If you encounter bugs during use, please submit a PR or issue to this repo. We will evaluate and improve them as soon as possible.
Kouon Project Team
September 13, 2025, late at night
Appendix: Brief explanation of new parameters in acoustic-yaml (based on openvpi fork, November 2024 version):
binarization_args.allow_missing_phonemes: This parameter accepts a boolean value, defaulting to True in LoRA preprocessing and training. When enabled, preprocessing skips phonemes missing from the dictionary, prints missing phoneme warnings during preprocessing, and creates missing_phonemes.json in the preprocessing folder. This option is strongly recommended only for forgetting/frozen layer or LoRA fine-tuning.
lora:
a. lora.enabled: Accepts a boolean value, defaulting to True, indicating that LoRA fine-tuning is enabled.

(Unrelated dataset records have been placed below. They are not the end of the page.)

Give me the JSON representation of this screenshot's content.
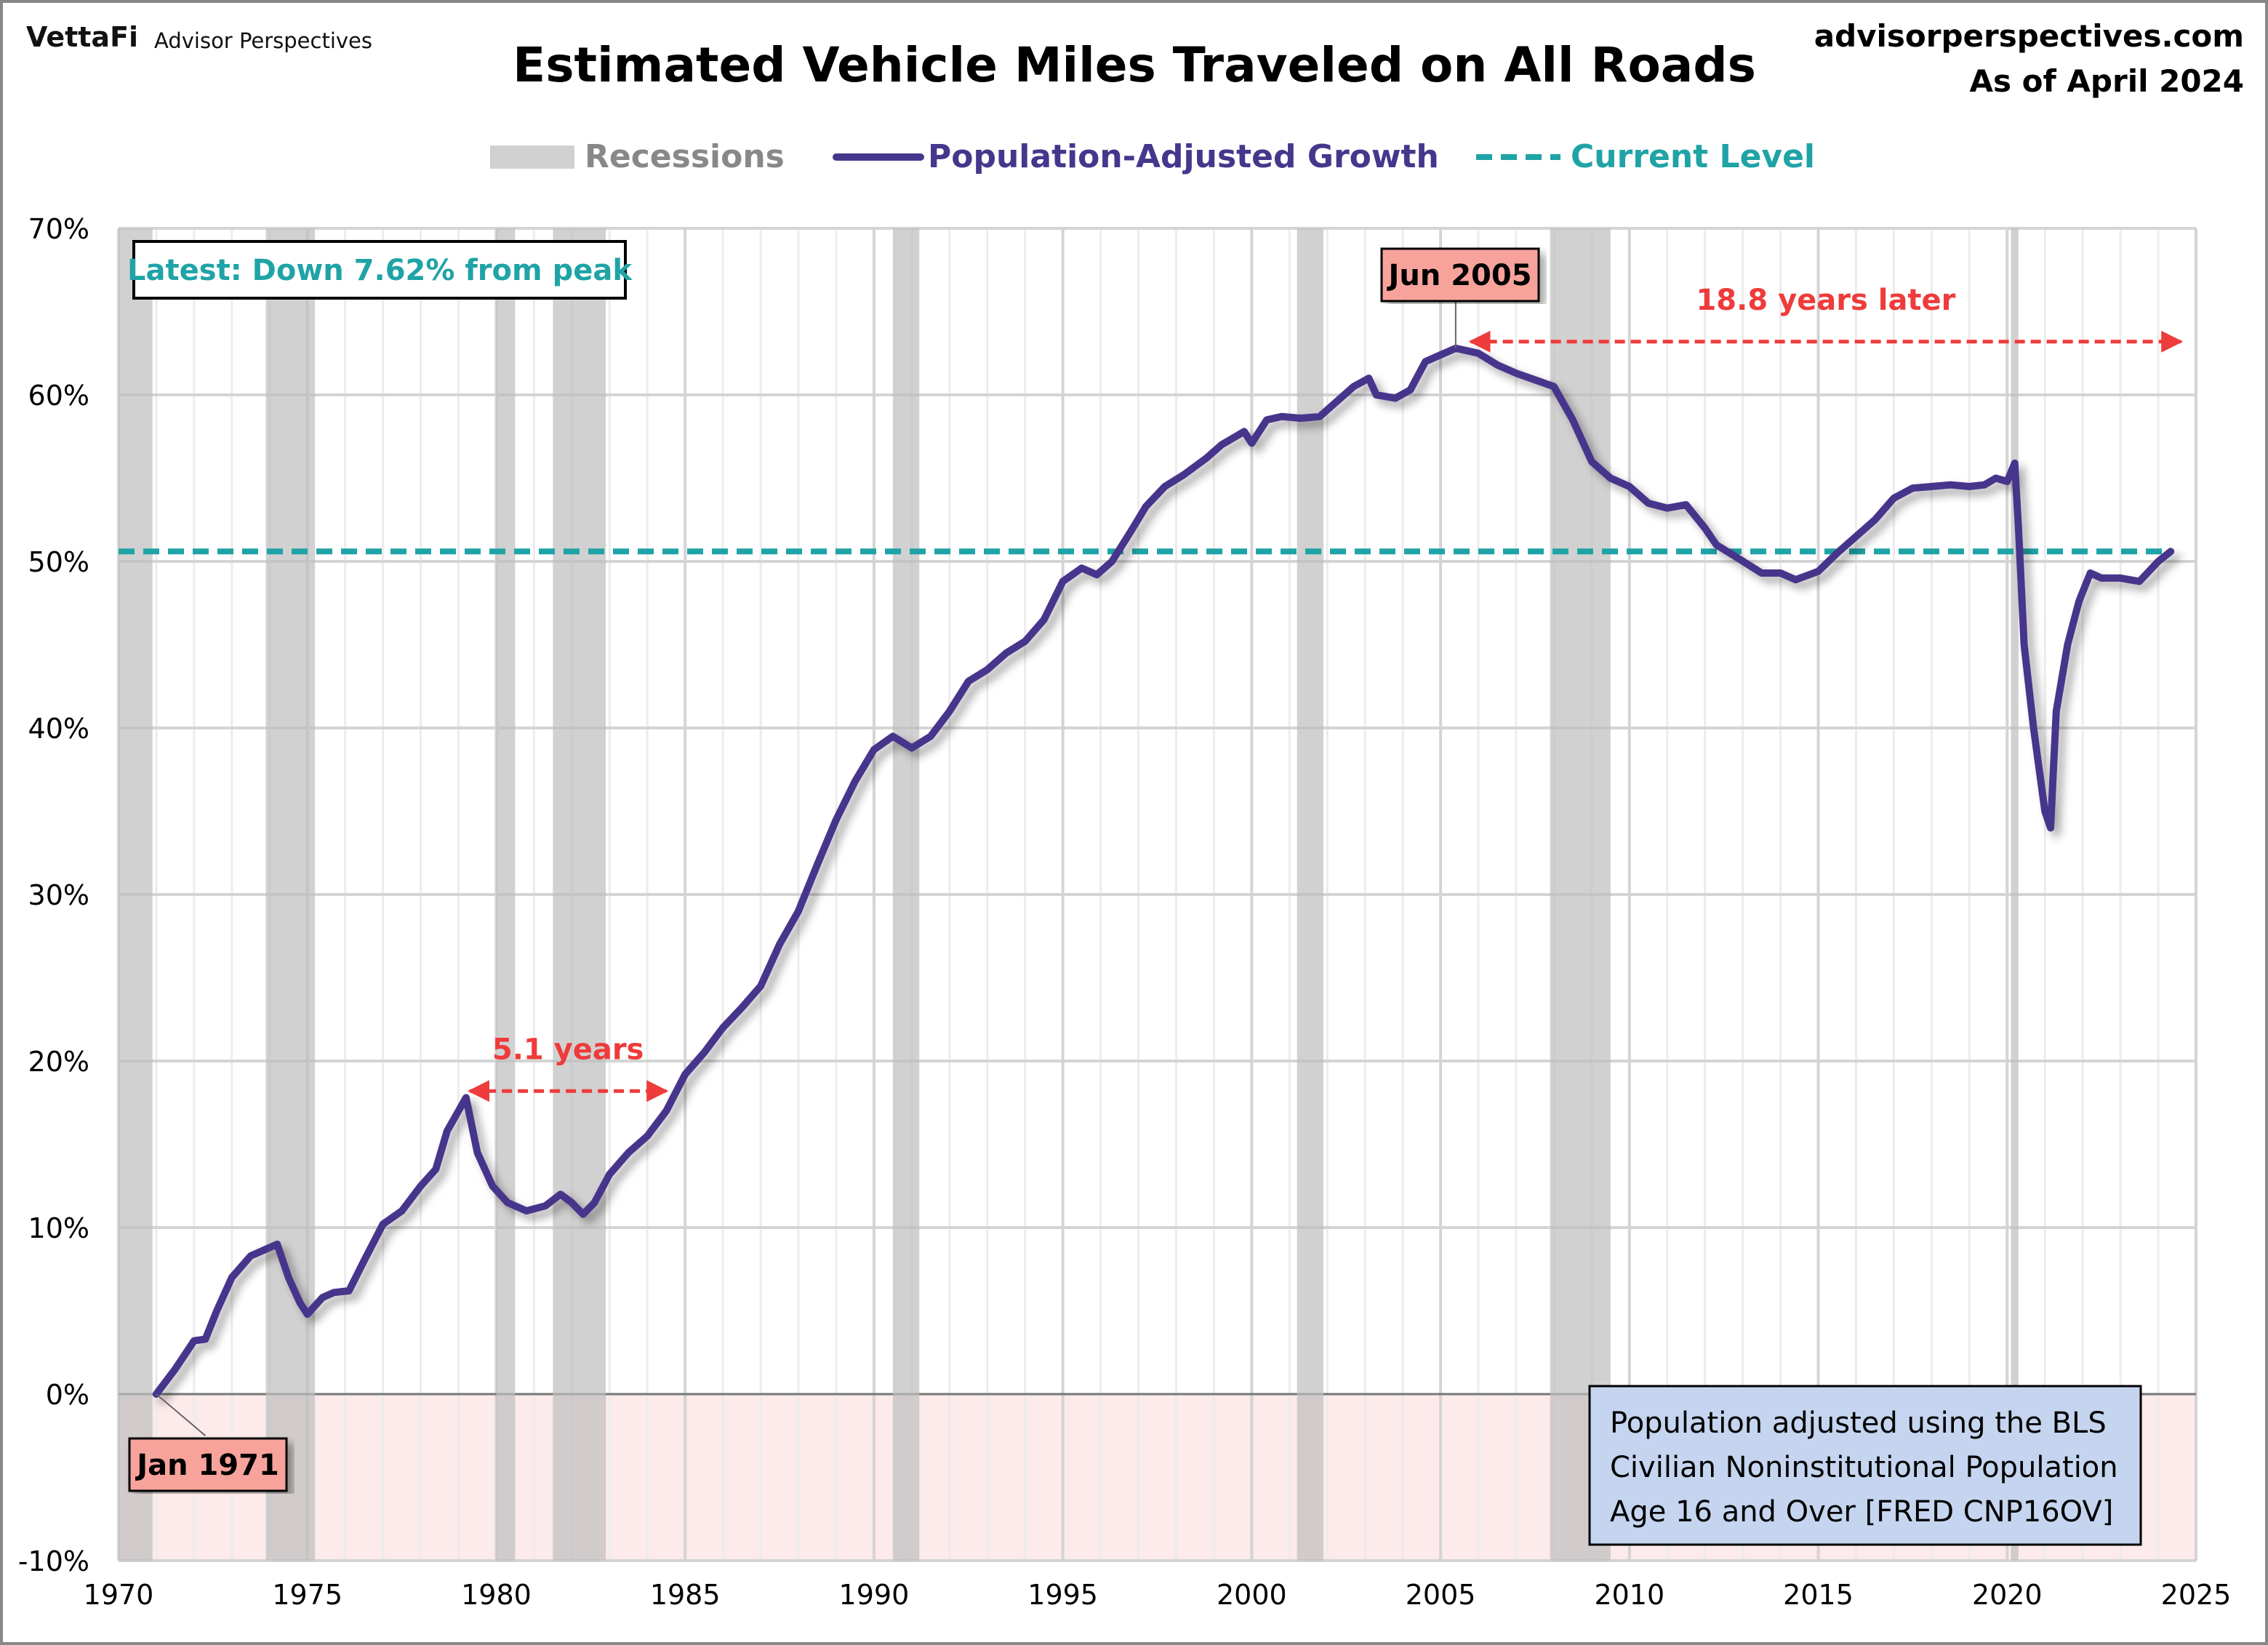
{
  "header": {
    "logo_brand": "VettaFi",
    "logo_sub": "Advisor Perspectives",
    "site": "advisorperspectives.com",
    "as_of": "As of April 2024"
  },
  "chart_data": {
    "type": "line",
    "title": "Estimated Vehicle Miles Traveled on All Roads",
    "xlim": [
      1970,
      2025
    ],
    "ylim": [
      -10,
      70
    ],
    "x_ticks": [
      "1970",
      "1975",
      "1980",
      "1985",
      "1990",
      "1995",
      "2000",
      "2005",
      "2010",
      "2015",
      "2020",
      "2025"
    ],
    "y_ticks": [
      "-10%",
      "0%",
      "10%",
      "20%",
      "30%",
      "40%",
      "50%",
      "60%",
      "70%"
    ],
    "grid": true,
    "legend_placement": "top",
    "legend": [
      {
        "label": "Recessions",
        "color": "#d0d0d0"
      },
      {
        "label": "Population-Adjusted Growth",
        "color": "#46368c"
      },
      {
        "label": "Current Level",
        "color": "#1fa3a6"
      }
    ],
    "recessions": [
      [
        1970.0,
        1970.9
      ],
      [
        1973.9,
        1975.2
      ],
      [
        1980.0,
        1980.5
      ],
      [
        1981.5,
        1982.9
      ],
      [
        1990.5,
        1991.2
      ],
      [
        2001.2,
        2001.9
      ],
      [
        2007.9,
        2009.5
      ],
      [
        2020.1,
        2020.3
      ]
    ],
    "current_level": 50.6,
    "series": [
      {
        "name": "Population-Adjusted Growth",
        "unit": "%",
        "points": [
          [
            1971.0,
            0
          ],
          [
            1971.5,
            1.5
          ],
          [
            1972.0,
            3.2
          ],
          [
            1972.3,
            3.3
          ],
          [
            1972.6,
            5
          ],
          [
            1973.0,
            7
          ],
          [
            1973.5,
            8.3
          ],
          [
            1974.0,
            8.8
          ],
          [
            1974.2,
            9.0
          ],
          [
            1974.5,
            7
          ],
          [
            1974.8,
            5.5
          ],
          [
            1975.0,
            4.8
          ],
          [
            1975.4,
            5.8
          ],
          [
            1975.7,
            6.1
          ],
          [
            1976.1,
            6.2
          ],
          [
            1976.5,
            8
          ],
          [
            1977.0,
            10.2
          ],
          [
            1977.5,
            11
          ],
          [
            1978.0,
            12.5
          ],
          [
            1978.4,
            13.5
          ],
          [
            1978.7,
            15.8
          ],
          [
            1979.0,
            17.0
          ],
          [
            1979.2,
            17.8
          ],
          [
            1979.5,
            14.5
          ],
          [
            1979.9,
            12.5
          ],
          [
            1980.3,
            11.5
          ],
          [
            1980.8,
            11
          ],
          [
            1981.3,
            11.3
          ],
          [
            1981.7,
            12
          ],
          [
            1982.0,
            11.5
          ],
          [
            1982.3,
            10.8
          ],
          [
            1982.6,
            11.5
          ],
          [
            1983.0,
            13.2
          ],
          [
            1983.5,
            14.5
          ],
          [
            1984.0,
            15.5
          ],
          [
            1984.5,
            17
          ],
          [
            1985.0,
            19.2
          ],
          [
            1985.5,
            20.5
          ],
          [
            1986.0,
            22
          ],
          [
            1986.5,
            23.2
          ],
          [
            1987.0,
            24.5
          ],
          [
            1987.5,
            27
          ],
          [
            1988.0,
            29
          ],
          [
            1988.5,
            31.8
          ],
          [
            1989.0,
            34.5
          ],
          [
            1989.5,
            36.8
          ],
          [
            1990.0,
            38.7
          ],
          [
            1990.5,
            39.5
          ],
          [
            1991.0,
            38.8
          ],
          [
            1991.5,
            39.5
          ],
          [
            1992.0,
            41
          ],
          [
            1992.5,
            42.8
          ],
          [
            1993.0,
            43.5
          ],
          [
            1993.5,
            44.5
          ],
          [
            1994.0,
            45.2
          ],
          [
            1994.5,
            46.5
          ],
          [
            1995.0,
            48.8
          ],
          [
            1995.5,
            49.6
          ],
          [
            1995.9,
            49.2
          ],
          [
            1996.3,
            50
          ],
          [
            1996.8,
            51.8
          ],
          [
            1997.2,
            53.3
          ],
          [
            1997.7,
            54.5
          ],
          [
            1998.2,
            55.2
          ],
          [
            1998.8,
            56.2
          ],
          [
            1999.2,
            57
          ],
          [
            1999.8,
            57.8
          ],
          [
            2000.0,
            57.1
          ],
          [
            2000.4,
            58.5
          ],
          [
            2000.8,
            58.7
          ],
          [
            2001.3,
            58.6
          ],
          [
            2001.8,
            58.7
          ],
          [
            2002.2,
            59.5
          ],
          [
            2002.7,
            60.5
          ],
          [
            2003.1,
            61
          ],
          [
            2003.3,
            60
          ],
          [
            2003.8,
            59.8
          ],
          [
            2004.2,
            60.3
          ],
          [
            2004.6,
            62
          ],
          [
            2005.0,
            62.4
          ],
          [
            2005.4,
            62.8
          ],
          [
            2006.0,
            62.5
          ],
          [
            2006.5,
            61.8
          ],
          [
            2007.0,
            61.3
          ],
          [
            2007.5,
            60.9
          ],
          [
            2008.0,
            60.5
          ],
          [
            2008.5,
            58.5
          ],
          [
            2009.0,
            56
          ],
          [
            2009.5,
            55
          ],
          [
            2010.0,
            54.5
          ],
          [
            2010.5,
            53.5
          ],
          [
            2011.0,
            53.2
          ],
          [
            2011.5,
            53.4
          ],
          [
            2012.0,
            52
          ],
          [
            2012.3,
            51
          ],
          [
            2012.8,
            50.3
          ],
          [
            2013.5,
            49.3
          ],
          [
            2014.0,
            49.3
          ],
          [
            2014.4,
            48.9
          ],
          [
            2015.0,
            49.4
          ],
          [
            2015.5,
            50.5
          ],
          [
            2016.0,
            51.5
          ],
          [
            2016.5,
            52.5
          ],
          [
            2017.0,
            53.8
          ],
          [
            2017.5,
            54.4
          ],
          [
            2018.0,
            54.5
          ],
          [
            2018.5,
            54.6
          ],
          [
            2019.0,
            54.5
          ],
          [
            2019.4,
            54.6
          ],
          [
            2019.7,
            55
          ],
          [
            2020.0,
            54.8
          ],
          [
            2020.2,
            55.9
          ],
          [
            2020.3,
            52
          ],
          [
            2020.45,
            45
          ],
          [
            2020.7,
            40
          ],
          [
            2021.0,
            35
          ],
          [
            2021.15,
            34
          ],
          [
            2021.3,
            41
          ],
          [
            2021.6,
            45
          ],
          [
            2021.9,
            47.6
          ],
          [
            2022.2,
            49.3
          ],
          [
            2022.5,
            49
          ],
          [
            2023.0,
            49
          ],
          [
            2023.5,
            48.8
          ],
          [
            2024.0,
            50.0
          ],
          [
            2024.33,
            50.6
          ]
        ]
      }
    ],
    "annotations": {
      "latest": "Latest: Down 7.62% from peak",
      "peak_label": "Jun 2005",
      "start_label": "Jan 1971",
      "gap1": "5.1 years",
      "gap2": "18.8 years later",
      "note_lines": [
        "Population adjusted using the BLS",
        "Civilian Noninstitutional Population",
        "Age 16 and Over  [FRED CNP16OV]"
      ]
    }
  }
}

b. lora.rank: Accepts an integer value as the low-rank parameter, controlling adapter capacity and GPU memory consumption, defaulting to 8. Higher rank values increase capacity but consume more GPU memory.
c. lora.alpha: Accepts an integer value as the scaling coefficient, equivalent to setting the LoRA amplification ratio, defaulting to 16.
d. lora.target_modules: Accepts a list[str] value, containing regex patterns to match modules where LoRA should be injected, applied to linear layers, defaulting to '^fs2\.' and '^diffusion\.'.
e. lora.base_ckpt: Accepts the file path to the base model for LoRA.
f. lora.train_bias: Accepts a boolean value, defaulting to True, indicating that biases of all linear layers are trained alongside LoRA. Recommended for small datasets (<5 minutes).
g. lora.merge_before_export: Accepts a boolean value, defaulting to True, indicating whether to merge LoRA components into the base model before ONNX export.